Goldsmiths' Hall is a Grade I building at the junction of Foster Lane and Gresham Street in the City of London. It has served as an assay office and the headquarters of London's goldsmith guild, the Worshipful Company of Goldsmiths, one of the livery companies of the City of London. The Illustrated London News declared “’The Goldsmiths’ is the most magnificent of all the Halls of the City of London.”
The Company has been based at this location since 1339, the present building being their third hall on the site.
Little is known about the first hall. It was rebuilt in 1407 by Drugo Barentyn, a goldsmith who served twice as Lord Mayor of London. The second hall was built circa 1634-36 and restored after the Great Fire of London in 1666; it was eventually demolished in the late 1820s.
The third and present hall was designed by Philip Hardwick, who commissioned sculptor Samuel Nixon (sculptor). Marble statues by Samuel Nixon of children representing the Four Seasons stand on pedestals on the lower flight of the grand staircase, which The Gentleman's Magazine described as “a work of the highest merit ... such beautiful personifications.”  The hall is entirely detached[clarification needed] and occupies an entire block. Despite its great size, it is the second largest livery hall after the Worshipful Company of Plaisterers' Plaisterers Hall at One London Wall. Those present at the opening dinner in 1835 included the Duke of Wellington and Robert Peel. In 1941 a bomb exploded in its southwest corner, but amazingly the building largely survived and was restored after the Second World War.
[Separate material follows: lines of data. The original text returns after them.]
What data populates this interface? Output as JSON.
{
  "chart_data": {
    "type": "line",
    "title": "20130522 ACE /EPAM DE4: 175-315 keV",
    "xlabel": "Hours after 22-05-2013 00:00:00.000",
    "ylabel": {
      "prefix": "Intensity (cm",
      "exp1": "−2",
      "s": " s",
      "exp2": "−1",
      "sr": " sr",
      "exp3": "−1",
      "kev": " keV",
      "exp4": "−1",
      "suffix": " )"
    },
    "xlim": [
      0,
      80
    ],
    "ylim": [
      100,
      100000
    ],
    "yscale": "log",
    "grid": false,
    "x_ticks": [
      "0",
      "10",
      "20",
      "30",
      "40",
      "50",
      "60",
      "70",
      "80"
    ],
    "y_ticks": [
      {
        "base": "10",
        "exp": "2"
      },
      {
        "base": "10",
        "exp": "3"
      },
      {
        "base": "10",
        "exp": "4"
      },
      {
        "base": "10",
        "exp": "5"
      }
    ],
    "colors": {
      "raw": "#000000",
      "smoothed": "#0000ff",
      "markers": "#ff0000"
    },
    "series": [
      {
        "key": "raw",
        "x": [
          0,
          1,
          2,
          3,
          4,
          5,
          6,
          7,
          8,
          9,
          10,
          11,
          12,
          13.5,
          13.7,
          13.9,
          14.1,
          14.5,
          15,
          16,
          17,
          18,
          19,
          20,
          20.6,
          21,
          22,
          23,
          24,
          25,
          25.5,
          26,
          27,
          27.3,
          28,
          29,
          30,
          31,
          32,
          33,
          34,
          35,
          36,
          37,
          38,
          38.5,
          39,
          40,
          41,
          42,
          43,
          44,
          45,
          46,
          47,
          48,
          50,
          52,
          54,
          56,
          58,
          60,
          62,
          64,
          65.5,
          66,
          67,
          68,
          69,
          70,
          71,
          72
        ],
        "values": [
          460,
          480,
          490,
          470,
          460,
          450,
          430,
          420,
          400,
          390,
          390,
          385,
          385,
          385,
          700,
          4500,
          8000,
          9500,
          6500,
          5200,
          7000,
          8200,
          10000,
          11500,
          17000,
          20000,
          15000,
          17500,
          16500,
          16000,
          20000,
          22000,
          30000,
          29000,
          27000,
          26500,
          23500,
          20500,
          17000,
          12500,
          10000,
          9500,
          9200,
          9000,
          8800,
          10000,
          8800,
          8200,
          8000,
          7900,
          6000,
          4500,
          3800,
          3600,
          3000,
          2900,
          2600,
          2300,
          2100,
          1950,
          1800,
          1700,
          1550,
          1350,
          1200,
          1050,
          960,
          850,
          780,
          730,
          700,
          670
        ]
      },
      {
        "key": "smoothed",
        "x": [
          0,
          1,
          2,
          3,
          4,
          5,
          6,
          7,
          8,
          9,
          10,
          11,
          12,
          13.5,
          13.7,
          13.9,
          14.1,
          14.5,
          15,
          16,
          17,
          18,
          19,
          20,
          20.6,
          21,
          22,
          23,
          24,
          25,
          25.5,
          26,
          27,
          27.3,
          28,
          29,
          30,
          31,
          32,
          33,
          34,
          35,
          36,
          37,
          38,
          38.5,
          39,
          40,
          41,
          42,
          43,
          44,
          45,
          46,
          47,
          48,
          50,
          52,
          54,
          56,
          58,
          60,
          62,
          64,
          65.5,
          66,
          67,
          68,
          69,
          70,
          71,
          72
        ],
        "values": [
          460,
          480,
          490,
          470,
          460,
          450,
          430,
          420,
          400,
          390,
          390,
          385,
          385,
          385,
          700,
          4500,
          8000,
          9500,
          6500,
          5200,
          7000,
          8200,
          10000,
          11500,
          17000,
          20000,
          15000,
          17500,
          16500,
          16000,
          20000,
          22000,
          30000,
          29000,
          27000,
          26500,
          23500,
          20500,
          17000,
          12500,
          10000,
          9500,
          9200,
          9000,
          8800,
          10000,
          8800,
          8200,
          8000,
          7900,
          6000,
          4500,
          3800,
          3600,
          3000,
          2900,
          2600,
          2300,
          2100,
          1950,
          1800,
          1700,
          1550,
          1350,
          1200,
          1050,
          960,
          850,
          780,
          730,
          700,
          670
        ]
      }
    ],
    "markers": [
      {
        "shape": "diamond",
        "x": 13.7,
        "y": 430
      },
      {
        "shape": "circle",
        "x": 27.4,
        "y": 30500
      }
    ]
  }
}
Samuel Pepys viewed the funeral of Sir Thomas Vyner from Goldsmiths' Hall. Pepys wore his best silk suit for the occasion, but the hall was so full of people that he left for Paternoster Square to order a new, ordinary silk suit.
The process by which members of the hall evaluated and stamped precious metals gave rise to the term hallmarking; the corresponding impression is known as a hallmark. Originally, a hallmark was impressed or engraved on ingots of gold and silver to certify their composition and weight. The term is now more commonly used figuratively.